Private Const PrvStrNum = "壹贰叁肆伍陆柒捌玖零"
Private Const PrvStrUnit = "万千百拾个"
Private Const PrvStrGradeUnit = "千万亿兆" '"兆亿万千"
Private Const PrvGrade = 4
Public Function getChangedVal(ByVal StrVal As String) As String
Dim StrDotUnit As String
Dim StrIntUnit As String
StrDotUnit = getDotUnit(StrVal) '取小数位
StrIntUnit = getIntUnit(StrVal) '取整数位
StrIntUnit = getIntUpper(StrIntUnit) '整数位转换大写
StrDotUnit = getDotUpper(StrIntUnit) '小数位转换大写
getChangedVal = StrIntUnit & StrDotUnit
End Function
Private Function getDotUnit(ByVal StrVal As String) As String
'得到小数点后的数字
Dim StrRet As String
Dim IntBegin As Integer
Dim IntLen As Integer
IntBegin = InStr(1, StrVal, ".") + 1
IntLen = Len(StrVal) + 1
StrRet = Mid(StrVal, IntBegin, IntLen - IntBegin)
If IntBegin > 1 Then
getDotUnit = StrRet
End If
End Function
Private Function getIntUnit(ByVal StrVal As String) As String
'得到整数数字
Dim StrRet As String
Dim IntBegin As Integer
Dim IntLen As Integer
'取得小数数位的长度
IntBegin = Len(getDotUnit(StrVal))
IntLen = Len(StrVal)
StrRet = Mid(StrVal, 1, IntLen - IntBegin) '总字串长度-小数数位长度=整数数位长度
If Mid(StrRet, Len(StrRet), 1) = "." Then '去除末位小数点
StrRet = Mid(StrRet, 1, Len(StrRet) - 1)
End If
getIntUnit = StrRet
End Function
Private Function getIntUpper(ByVal StrVal As String) As String
'得到转换后的大写(整数部分)
Dim IntGrade As Integer '级次
Dim StrRet As String
Dim StrTmp As String
'得到当前级次,
IntGrade = Fix(Len(StrVal) / PrvGrade)
'调整级次长度
If (Len(StrVal) Mod PrvGrade) <> 0 Then
IntGrade = IntGrade + 1
End If
'MsgBox Mid(PrvStrGradeUnit, IntGrade, 1)
Dim i As Integer
'对每级数字处理
For i = IntGrade To 1 Step -1
StrTmp = getNowGradeVal(StrVal, i) '取得当前级次数字
StrRet = StrRet & getSubUnit(StrTmp) '转换大写
StrRet = dropZero(StrRet) '除零
'加级次单位
If i > 1 Then '末位不加单位
'单位不能相连续
'??????????????????????????????????
'
StrRet = StrRet & Mid(PrvStrGradeUnit, i, 1)
End If
Next
getIntUpper = StrRet
End Function
Private Function getDotUpper(ByVal StrVal As String) As String
'得到转换后的大写(小数部分)
End Function
Private Function dropZero(ByVal StrVal As String) As String
'去除连继的“零”
Dim StrRet As String
Dim StrBefore As String '前一位置字符
Dim StrNow As String '现在位置字符
Dim i As Integer
StrBefore = Mid(StrVal, 1, 1)
StrRet = StrBefore
For i = 2 To Len(StrVal)
StrNow = Mid(StrVal, i, 1)
If StrNow = "零" And StrBefore = "零" Then
'同时为零
Else
StrRet = StrRet & StrNow
End If
StrBefore = StrNow
Next
'末位去零
Dim IntLocate As Integer
IntLocate = Len(StrRet)
'IntLocate = IIf(IntLocate = 0, 1, IntLocate)

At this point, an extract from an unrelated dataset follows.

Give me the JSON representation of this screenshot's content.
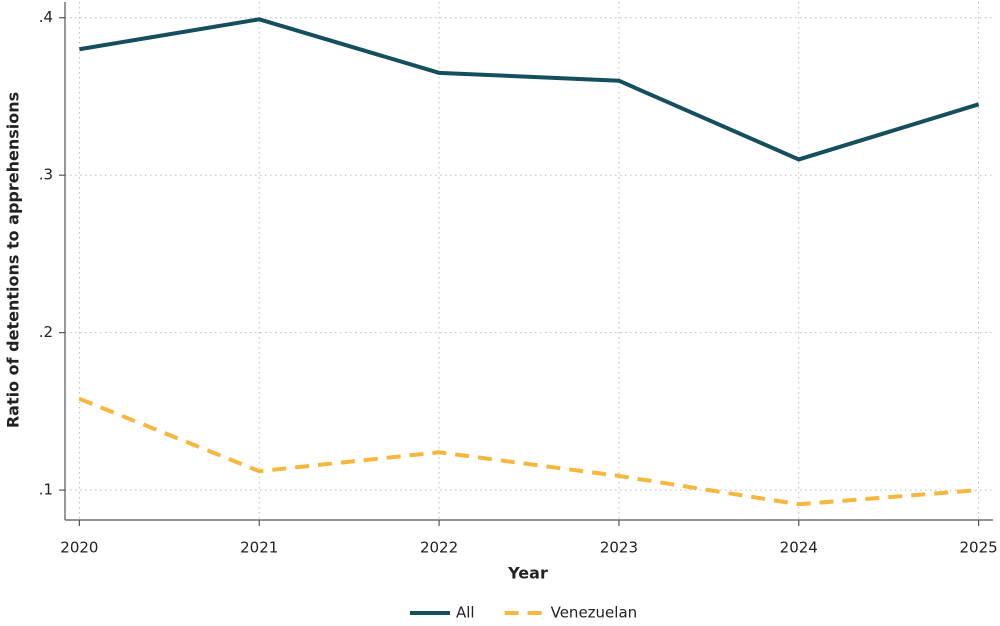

If Mid(StrRet, IntLocate, 1) = "零" Then
StrRet = Left(StrRet, Len(StrRet) - 1)
End If
dropZero = StrRet
End Function
Private Function getSubUnit(ByVal StrVal As String) As String
'数值转换
Debug.Print StrVal
Dim IntLen As Integer
Dim i As Integer
Dim StrKey As String
Dim StrRet As String
Dim IntKey As Integer
IntLen = Len(StrVal)
For i = 1 To IntLen
StrKey = Mid(StrVal, i, 1)
IntKey = Val(StrKey)
If IntKey = 0 Then
'“零”作特殊处理
If i <> IntLen Then '转换后数末位不能为零
StrRet = StrRet & "零"
End If
Else
'If IntKey = 1 And i = 2 Then
'“壹拾”作特殊处理
'“壹拾”合理
'Else
StrRet = StrRet & Mid(PrvStrNum, Val(StrKey), 1)
'End If
'追加单位
If i <> IntLen Then '个位不加单位
StrRet = StrRet & Mid(PrvStrUnit, Len(PrvStrUnit) - IntLen + i, 1)
End If
End If
Next
getSubUnit = StrRet
End Function
Private Function getNowGradeVal(ByVal StrVal As String, ByVal IntGrade As Integer) As String
'得到当前级次的串
Dim IntGradeLen As Integer
Dim IntLen As Integer
Dim StrRet As String
IntGradeLen = IntGrade * PrvGrade
IntLen = Len(StrVal)
If IntLen >= IntGradeLen Then
StrRet = Mid(StrVal, IntLen - IntGradeLen + 1, PrvGrade)
Else
StrRet = Mid(StrVal, 1, IntLen - (IntGrade - 1) * PrvGrade)
End If
'MsgBox StrRet
getNowGradeVal = StrRet
End Function